Conhecer a existência de leis de cotas no serviço público no Brasil está ao alcance de quem quiser de maneira prática e acessível. O Mapa de Ações Afirmativas demonstra, de maneira ilustrada e georreferenciada, os modelos vigentes de cotas raciais em concursos públicos no Brasil. Acesse aqui.

No mapa é possível identificar as iniciativas existentes no âmbito nacional, federal, distrital, estadual e municipal, e também conhecer os diversos marcos jurídicos existentes. Ao clicar em seus pontos, é possível visualizar as informações de cada organização e também aplicar filtros por abrangência, público alvo, percentual de vagas reservadas, existência de Comissões de Verificação de Autodeclaração, reserva para cargos comissionados, além de identificar quais leis não estão mais vigentes.

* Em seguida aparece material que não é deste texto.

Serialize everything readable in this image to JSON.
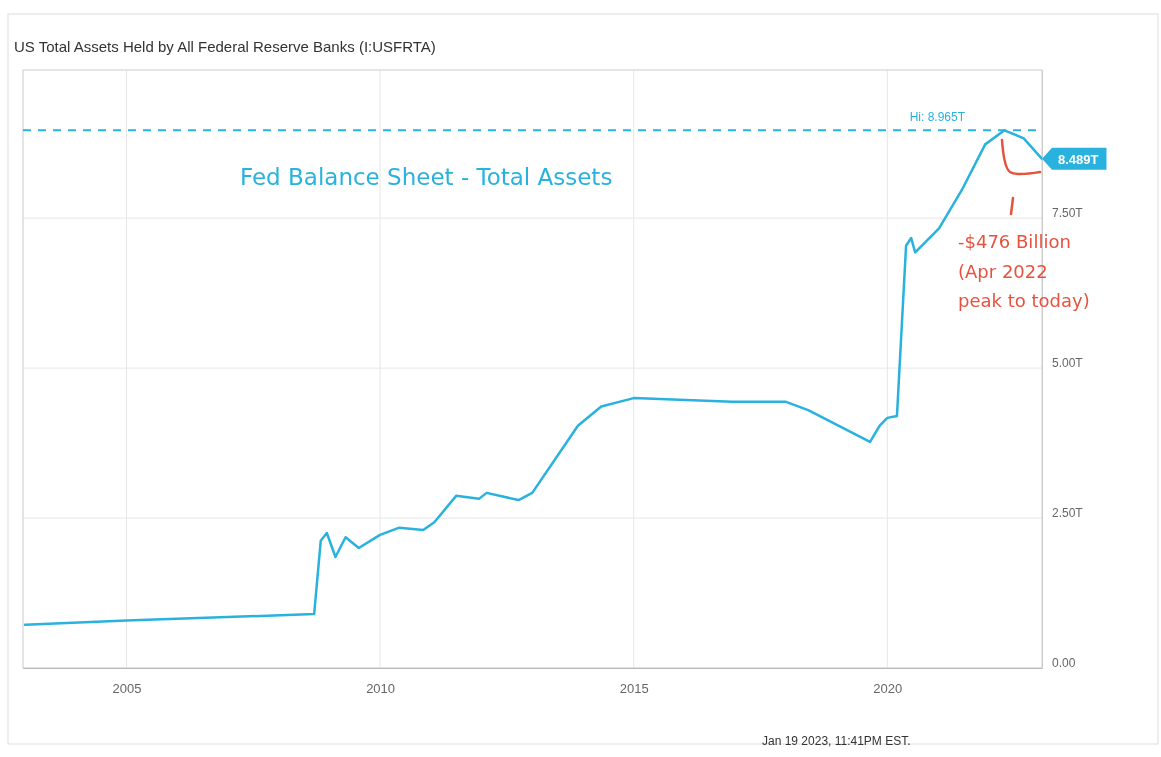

O Mapa faz parte do projeto Ações Afirmativas e Burocracia Pública coordenado por Rebecca Lemos Igreja e Gianmarco Ferreira, e desenvolvido pelo Colégio Latino-Americano de Estudos Mundiais, programa da Faculdade Latino-Americana de Ciências Sociais – FLACSO/Brasil, em parceria com o Laboratório de Acesso à Justiça e Desigualdades – LADES, do programa de Pós-Graduação da Faculdade de Direito da UnB.

Além do Mapa, o grupo envolvido na pesquisa elaborou o Caderno de Pesquisa Ações Afirmativas e Burocracia Pública – Vinte Anos de Legislação, que sistematiza os achados na pesquisa sobre a política de ações afirmativas no serviço público. Um deles é a expansão das políticas de ação afirmativa para cargos que não são objetos de concurso público.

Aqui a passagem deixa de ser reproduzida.